Forum Korban Mafia Tanah Indonesia (FKMTI) dalam agenda konsolidasi tindak lanjut aksi korban perampasan tanah oleh pengembang yang di gelar di RM Bale 23, Jalan Jombang Astek, Lengkong Gudang Timur, Pondok Aren, Tangerang Selatan, Jum'at, 8/3/2019.

Tangsel, Aktual.com – Pengadilan Tata Usaha Negeri (PTUN) Serang, rencananya besok Selasa (16/7) akan memutuskan perkara sengketa informasi di Kecamatan Serpong, Kota Tangsel.

Sebelumnya, Komisi Informasi Provinsi Banten telah memutuskan bahwa betul tidak ada catatan jual beli girik C 913 di kantor Kecamatan Serpong seperti informasi yang diminta Rusli Wahyudi.

Forum Korban Mafia Tanah Indonesia (FKMTI) yakin majelis hakim PTUN Serang akan menolak gugatan pihak Kecamatan Serpong yang masih berupaya menutup informasi yang sudah terang benderang terbuka dengan keputusan sidang KIP Banten tersebut.

Menurut Sekjen FKMTI Agus Muldya Natakusumah, upaya banding yang dilakukan pihak Pemkot Tangsel merupakan preseden buruk dan menjadi contoh nyata birokrasi yang menindas kepentingan rakyat.

“Aparat pemerintah seharusnya menjadi pelayan rakyat, apalagi yang diminta sekedar informasi. Kenapa harus banding, persoalan jelas sudah diketahui publik melalui keputusan KIP. Siapa pihak yang dibela Pemerintah Kota Tangsel?,” ujar Agus, saat dikonfirmasi, Senin (15/7).

Agus menambahkan, dalam sidang banding juga terungkap bahwa pihak Pemkot Tangsel sudah bersiap-siap untuk membanding putusan PTUN Banten jika gugatan mereka dikalahkan hakim.

“Pada persidangan awal, hakim pun mengingatkan pengacara Kecamatan Serpong yang diwakili Kejaksaan Negeri Tangsel untuk jadi kuasa cukup sampai di tingkat PTUN provinsi, tidak sampai kasasi. Ini bukti nyata birokrasi hanya mengulur-ulur waktu,” tambahnya.

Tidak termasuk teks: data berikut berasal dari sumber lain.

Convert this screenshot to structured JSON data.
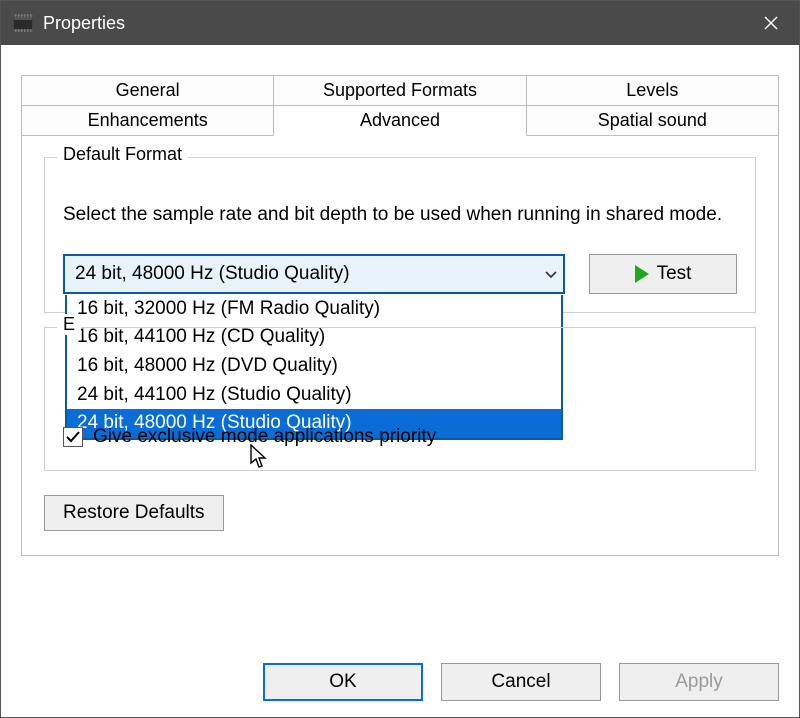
{
  "window": {
    "title": "Properties"
  },
  "tabs": {
    "row1": [
      "General",
      "Supported Formats",
      "Levels"
    ],
    "row2": [
      "Enhancements",
      "Advanced",
      "Spatial sound"
    ],
    "active": "Advanced"
  },
  "default_format": {
    "legend": "Default Format",
    "explain": "Select the sample rate and bit depth to be used when running in shared mode.",
    "selected": "24 bit, 48000 Hz (Studio Quality)",
    "options": [
      "16 bit, 32000 Hz (FM Radio Quality)",
      "16 bit, 44100 Hz (CD Quality)",
      "16 bit, 48000 Hz (DVD Quality)",
      "24 bit, 44100 Hz (Studio Quality)",
      "24 bit, 48000 Hz (Studio Quality)"
    ],
    "selected_index": 4,
    "test_label": "Test"
  },
  "exclusive_mode": {
    "legend_first_char": "E",
    "give_priority_label": "Give exclusive mode applications priority",
    "give_priority_checked": true
  },
  "restore_defaults_label": "Restore Defaults",
  "footer": {
    "ok": "OK",
    "cancel": "Cancel",
    "apply": "Apply"
  }
}
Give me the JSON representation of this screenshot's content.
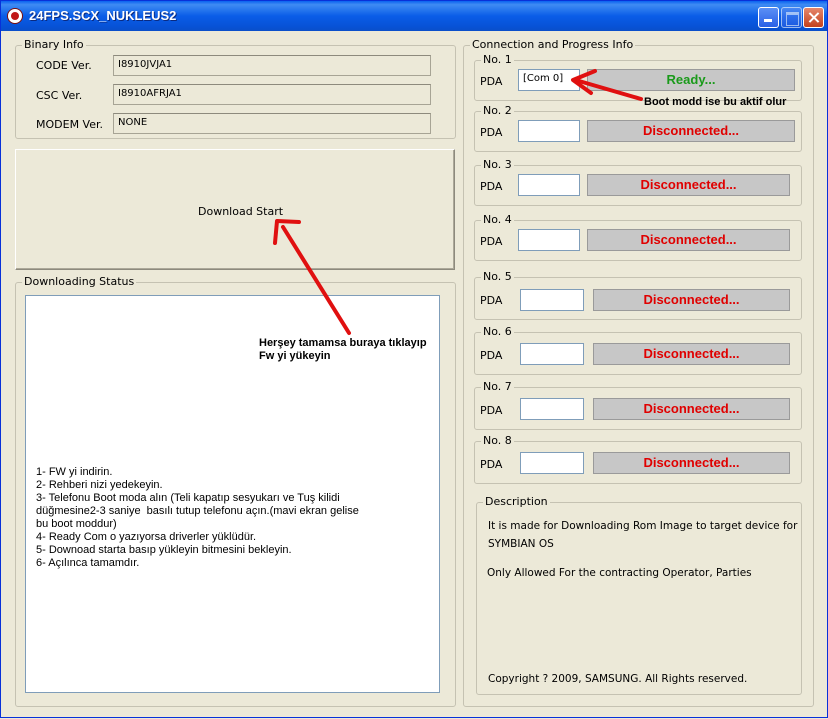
{
  "window": {
    "title": "24FPS.SCX_NUKLEUS2"
  },
  "binary_info": {
    "title": "Binary Info",
    "rows": [
      {
        "label": "CODE Ver.",
        "value": "I8910JVJA1"
      },
      {
        "label": "CSC Ver.",
        "value": "I8910AFRJA1"
      },
      {
        "label": "MODEM Ver.",
        "value": "NONE"
      }
    ]
  },
  "download_button": {
    "label": "Download Start"
  },
  "downloading_status": {
    "title": "Downloading Status",
    "lines": [
      "1- FW yi indirin.",
      "2- Rehberi nizi yedekeyin.",
      "3- Telefonu Boot moda alın (Teli kapatıp sesyukarı ve Tuş kilidi",
      "düğmesine2-3 saniye  basılı tutup telefonu açın.(mavi ekran gelise",
      "bu boot moddur)",
      "4- Ready Com o yazıyorsa driverler yüklüdür.",
      "5- Downoad starta basıp yükleyin bitmesini bekleyin.",
      "6- Açılınca tamamdır."
    ]
  },
  "connection": {
    "title": "Connection and Progress Info",
    "field_label": "PDA",
    "slots": [
      {
        "title": "No. 1",
        "port": "[Com 0]",
        "status": "Ready...",
        "status_color": "#1a9a1a"
      },
      {
        "title": "No. 2",
        "port": "",
        "status": "Disconnected...",
        "status_color": "#e00000"
      },
      {
        "title": "No. 3",
        "port": "",
        "status": "Disconnected...",
        "status_color": "#e00000"
      },
      {
        "title": "No. 4",
        "port": "",
        "status": "Disconnected...",
        "status_color": "#e00000"
      },
      {
        "title": "No. 5",
        "port": "",
        "status": "Disconnected...",
        "status_color": "#e00000"
      },
      {
        "title": "No. 6",
        "port": "",
        "status": "Disconnected...",
        "status_color": "#e00000"
      },
      {
        "title": "No. 7",
        "port": "",
        "status": "Disconnected...",
        "status_color": "#e00000"
      },
      {
        "title": "No. 8",
        "port": "",
        "status": "Disconnected...",
        "status_color": "#e00000"
      }
    ]
  },
  "description": {
    "title": "Description",
    "line1": "It is made for Downloading Rom Image to target device for",
    "line2": "SYMBIAN OS",
    "line3": "Only Allowed For the contracting Operator, Parties",
    "copyright": "Copyright ? 2009, SAMSUNG. All Rights reserved."
  },
  "annotations": {
    "boot_note": "Boot modd ise bu aktif olur",
    "start_note_line1": "Herşey tamamsa buraya tıklayıp",
    "start_note_line2": "Fw yi yükeyin",
    "arrow_color": "#e01010"
  }
}
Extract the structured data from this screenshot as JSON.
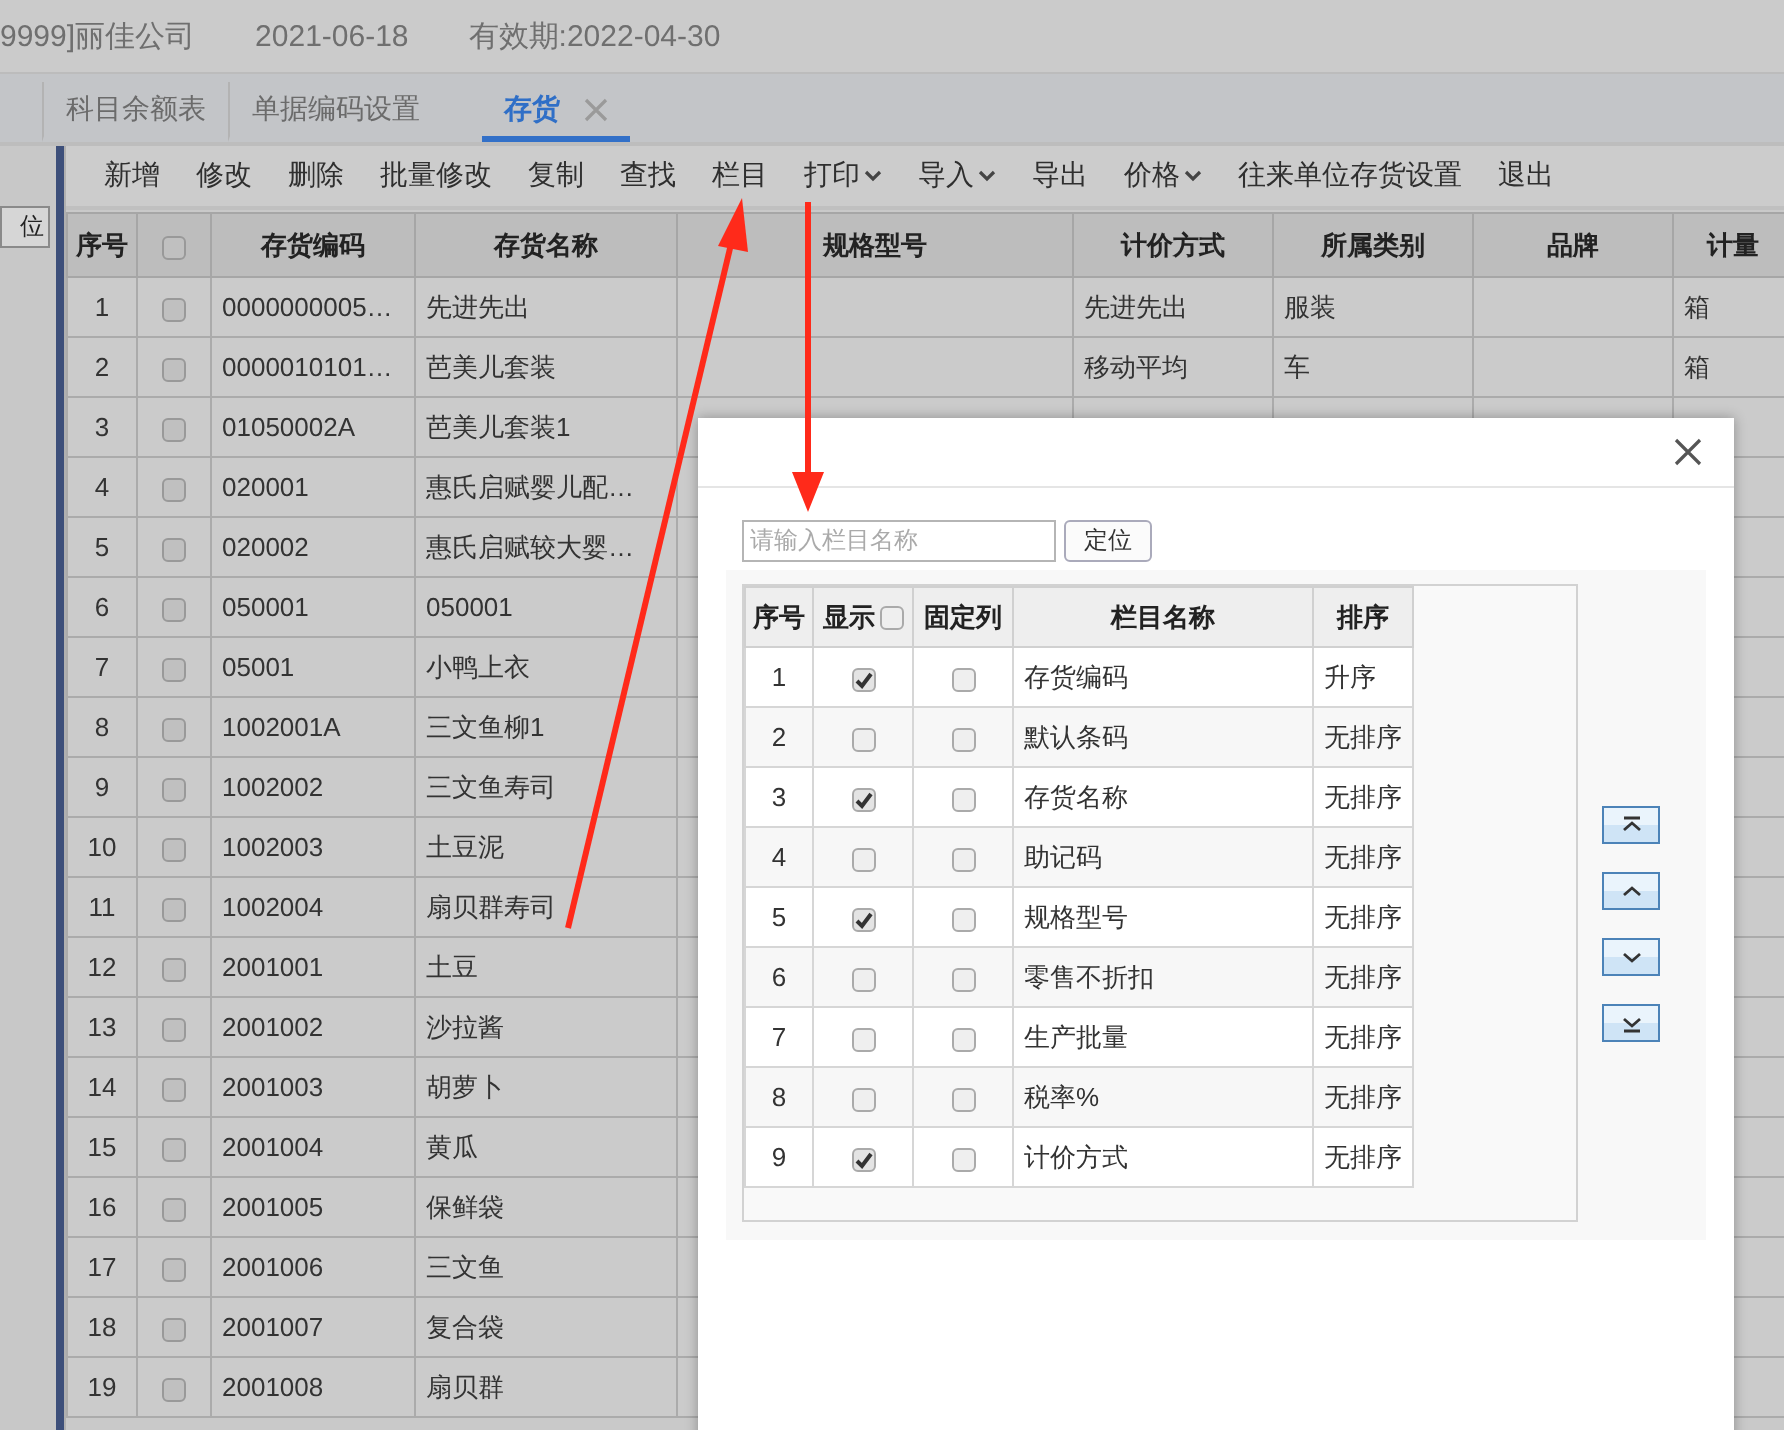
{
  "header": {
    "company": "9999]丽佳公司",
    "date": "2021-06-18",
    "validity": "有效期:2022-04-30"
  },
  "tabs": [
    {
      "label": "科目余额表",
      "selected": false,
      "closable": false
    },
    {
      "label": "单据编码设置",
      "selected": false,
      "closable": false
    },
    {
      "label": "存货",
      "selected": true,
      "closable": true
    }
  ],
  "sidebar": {
    "button": "位"
  },
  "toolbar": [
    {
      "label": "新增",
      "dropdown": false
    },
    {
      "label": "修改",
      "dropdown": false
    },
    {
      "label": "删除",
      "dropdown": false
    },
    {
      "label": "批量修改",
      "dropdown": false
    },
    {
      "label": "复制",
      "dropdown": false
    },
    {
      "label": "查找",
      "dropdown": false
    },
    {
      "label": "栏目",
      "dropdown": false
    },
    {
      "label": "打印",
      "dropdown": true
    },
    {
      "label": "导入",
      "dropdown": true
    },
    {
      "label": "导出",
      "dropdown": false
    },
    {
      "label": "价格",
      "dropdown": true
    },
    {
      "label": "往来单位存货设置",
      "dropdown": false
    },
    {
      "label": "退出",
      "dropdown": false
    }
  ],
  "table": {
    "index_header": "序号",
    "columns": [
      "存货编码",
      "存货名称",
      "规格型号",
      "计价方式",
      "所属类别",
      "品牌",
      "计量"
    ],
    "all_checked": false,
    "rows": [
      {
        "index": "1",
        "checked": false,
        "cells": [
          "0000000005…",
          "先进先出",
          "",
          "先进先出",
          "服装",
          "",
          "箱"
        ]
      },
      {
        "index": "2",
        "checked": false,
        "cells": [
          "0000010101…",
          "芭美儿套装",
          "",
          "移动平均",
          "车",
          "",
          "箱"
        ]
      },
      {
        "index": "3",
        "checked": false,
        "cells": [
          "01050002A",
          "芭美儿套装1",
          "",
          "",
          "",
          "",
          ""
        ]
      },
      {
        "index": "4",
        "checked": false,
        "cells": [
          "020001",
          "惠氏启赋婴儿配…",
          "",
          "",
          "",
          "",
          ""
        ]
      },
      {
        "index": "5",
        "checked": false,
        "cells": [
          "020002",
          "惠氏启赋较大婴…",
          "",
          "",
          "",
          "",
          ""
        ]
      },
      {
        "index": "6",
        "checked": false,
        "cells": [
          "050001",
          "050001",
          "",
          "",
          "",
          "",
          ""
        ]
      },
      {
        "index": "7",
        "checked": false,
        "cells": [
          "05001",
          "小鸭上衣",
          "",
          "",
          "",
          "",
          ""
        ]
      },
      {
        "index": "8",
        "checked": false,
        "cells": [
          "1002001A",
          "三文鱼柳1",
          "",
          "",
          "",
          "",
          ""
        ]
      },
      {
        "index": "9",
        "checked": false,
        "cells": [
          "1002002",
          "三文鱼寿司",
          "",
          "",
          "",
          "",
          ""
        ]
      },
      {
        "index": "10",
        "checked": false,
        "cells": [
          "1002003",
          "土豆泥",
          "",
          "",
          "",
          "",
          ""
        ]
      },
      {
        "index": "11",
        "checked": false,
        "cells": [
          "1002004",
          "扇贝群寿司",
          "",
          "",
          "",
          "",
          ""
        ]
      },
      {
        "index": "12",
        "checked": false,
        "cells": [
          "2001001",
          "土豆",
          "",
          "",
          "",
          "",
          ""
        ]
      },
      {
        "index": "13",
        "checked": false,
        "cells": [
          "2001002",
          "沙拉酱",
          "",
          "",
          "",
          "",
          ""
        ]
      },
      {
        "index": "14",
        "checked": false,
        "cells": [
          "2001003",
          "胡萝卜",
          "",
          "",
          "",
          "",
          ""
        ]
      },
      {
        "index": "15",
        "checked": false,
        "cells": [
          "2001004",
          "黄瓜",
          "",
          "",
          "",
          "",
          ""
        ]
      },
      {
        "index": "16",
        "checked": false,
        "cells": [
          "2001005",
          "保鲜袋",
          "",
          "",
          "",
          "",
          ""
        ]
      },
      {
        "index": "17",
        "checked": false,
        "cells": [
          "2001006",
          "三文鱼",
          "",
          "",
          "",
          "",
          ""
        ]
      },
      {
        "index": "18",
        "checked": false,
        "cells": [
          "2001007",
          "复合袋",
          "",
          "",
          "",
          "",
          ""
        ]
      },
      {
        "index": "19",
        "checked": false,
        "cells": [
          "2001008",
          "扇贝群",
          "",
          "",
          "",
          "",
          ""
        ]
      }
    ]
  },
  "dialog": {
    "search": {
      "placeholder": "请输入栏目名称"
    },
    "locate_button": "定位",
    "columns": [
      "序号",
      "显示",
      "固定列",
      "栏目名称",
      "排序"
    ],
    "show_all_checked": false,
    "rows": [
      {
        "index": "1",
        "show": true,
        "fixed": false,
        "name": "存货编码",
        "sort": "升序"
      },
      {
        "index": "2",
        "show": false,
        "fixed": false,
        "name": "默认条码",
        "sort": "无排序"
      },
      {
        "index": "3",
        "show": true,
        "fixed": false,
        "name": "存货名称",
        "sort": "无排序"
      },
      {
        "index": "4",
        "show": false,
        "fixed": false,
        "name": "助记码",
        "sort": "无排序"
      },
      {
        "index": "5",
        "show": true,
        "fixed": false,
        "name": "规格型号",
        "sort": "无排序"
      },
      {
        "index": "6",
        "show": false,
        "fixed": false,
        "name": "零售不折扣",
        "sort": "无排序"
      },
      {
        "index": "7",
        "show": false,
        "fixed": false,
        "name": "生产批量",
        "sort": "无排序"
      },
      {
        "index": "8",
        "show": false,
        "fixed": false,
        "name": "税率%",
        "sort": "无排序"
      },
      {
        "index": "9",
        "show": true,
        "fixed": false,
        "name": "计价方式",
        "sort": "无排序"
      }
    ],
    "move_buttons": [
      {
        "kind": "top"
      },
      {
        "kind": "up"
      },
      {
        "kind": "down"
      },
      {
        "kind": "bottom"
      }
    ]
  }
}
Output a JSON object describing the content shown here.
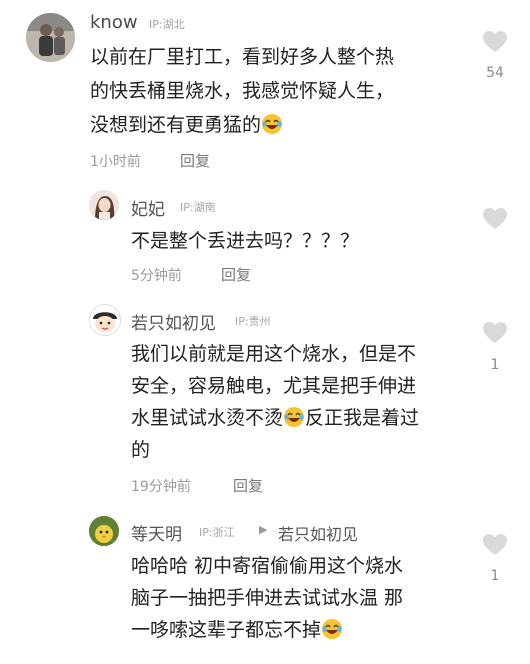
{
  "comments": [
    {
      "user": "know",
      "ip": "IP:湖北",
      "lines": [
        "以前在厂里打工，看到好多人整个热",
        "的快丢桶里烧水，我感觉怀疑人生，",
        "没想到还有更勇猛的"
      ],
      "time": "1小时前",
      "reply": "回复",
      "likes": "54",
      "avatar_icon": "person-photo-avatar"
    },
    {
      "user": "妃妃",
      "ip": "IP:湖南",
      "lines": [
        "不是整个丢进去吗？？？？"
      ],
      "time": "5分钟前",
      "reply": "回复",
      "likes": "",
      "avatar_icon": "woman-photo-avatar"
    },
    {
      "user": "若只如初见",
      "ip": "IP:贵州",
      "lines": [
        "我们以前就是用这个烧水，但是不",
        "安全，容易触电，尤其是把手伸进",
        "水里试试水烫不烫",
        "的"
      ],
      "line3_tail": "反正我是着过",
      "time": "19分钟前",
      "reply": "回复",
      "likes": "1",
      "avatar_icon": "cartoon-face-avatar"
    },
    {
      "user": "等天明",
      "ip": "IP:浙江",
      "reply_to": "若只如初见",
      "lines": [
        "哈哈哈  初中寄宿偷偷用这个烧水",
        "脑子一抽把手伸进去试试水温   那",
        "一哆嗦这辈子都忘不掉"
      ],
      "likes": "1",
      "avatar_icon": "cartoon-bird-avatar"
    }
  ],
  "colors": {
    "heart": "#d9d9d9",
    "text": "#222222",
    "meta": "#9b9b9b",
    "emoji": "#f7c331"
  }
}
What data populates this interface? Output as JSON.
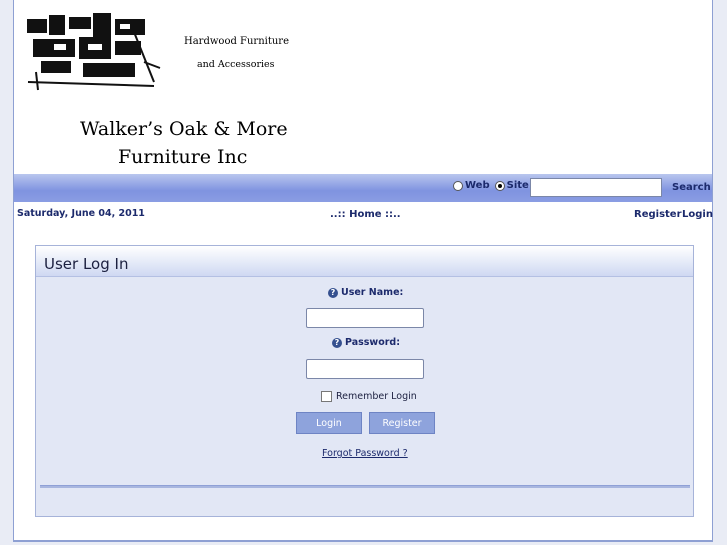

FKMTI juga merasa aneh, jika pihak Kecamatan Serpong terus berusaha menutupi informasi yang sudah terbuka itu. Padahal, Presiden Jokowi dalam Rapat Terbatas Kabinet pada tanggal 3 Mei 2019 lalu secara tegas menginstruksikan agar aparat dan birokrasi pemerintah membantu dan mempercepat penyelesaian persoalan pertanahan.

“Apakah Kecamatan Serpong dan Pemerintahan Kota Tangerang Selatan belum tahu instruksi presiden tersebut. Atau mencoba melawan instruksi presiden Jokowi?,” jelasnya.

Agus menambahkan, jika memang sengaja melawan perintah presiden, Pemkot Tangsel merupakan contoh buruk birokrasi dalam melayani kepentingan rakyat dan tidak sejalan dengan kebijakan Presiden Jokowi agar rakyat segera mendapat keadilan dalam memperoleh hak atas tanahnya.